A recent Swedish study finds no link between celiac disease and autism spectrum disorders.
The study’s lead, Dr. Jonas Ludvigsson of Sweden’s Karolinska Institute, says that this is one less thing for people who have celiac disease or autism spectrum disorder (ASD) to worry about.
According to Ludvigsson, people who were diagnosed with an ASD in the study were no more likely to be diagnosed with celiac disease than people without an ASD.
Ludvigsson and his colleagues linked several Swedish databases to compare the celiac disease diagnoses among people with ASDs to a group of people without the developmental disorders. The researchers had data from 250,000 people.

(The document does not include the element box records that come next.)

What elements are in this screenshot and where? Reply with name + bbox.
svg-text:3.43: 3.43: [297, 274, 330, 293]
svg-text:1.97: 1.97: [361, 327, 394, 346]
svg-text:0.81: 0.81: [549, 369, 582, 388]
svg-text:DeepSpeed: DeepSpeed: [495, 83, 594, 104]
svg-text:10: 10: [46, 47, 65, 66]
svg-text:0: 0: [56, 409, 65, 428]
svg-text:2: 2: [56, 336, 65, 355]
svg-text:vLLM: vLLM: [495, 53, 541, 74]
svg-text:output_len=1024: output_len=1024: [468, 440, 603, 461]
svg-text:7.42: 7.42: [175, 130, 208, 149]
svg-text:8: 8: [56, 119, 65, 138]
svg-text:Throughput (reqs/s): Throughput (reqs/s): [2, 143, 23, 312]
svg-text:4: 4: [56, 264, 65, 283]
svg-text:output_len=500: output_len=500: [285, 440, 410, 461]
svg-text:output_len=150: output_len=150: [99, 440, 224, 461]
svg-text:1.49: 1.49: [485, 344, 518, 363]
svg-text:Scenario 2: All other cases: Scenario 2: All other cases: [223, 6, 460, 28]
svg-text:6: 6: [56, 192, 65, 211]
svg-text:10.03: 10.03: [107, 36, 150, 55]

Roughly 44 people per 100,000 were diagnosed with an ASD before they were diagnosed with celiac disease. That compared to about 48 people per 100,000 who were diagnosed with an ASD but not with celiac disease.
The study did find, however, a link between ASDs and a positive blood test for celiac disease, which alone is not enough to diagnose someone with the condition. A celiac disease diagnosis requires both a positive blood test and evidence of damage to the small intestine.
Ludvigsson cautioned that the link between ASDs and a positive celiac blood test is based on a small number of cases. There could be a real relationship between the two or it could be a result of doctors overtesting people with ASDs, he said.
The study also does not shed any light on whether a gluten-free diet improves ASD symptoms. The study is published in JAMA Psychiatry.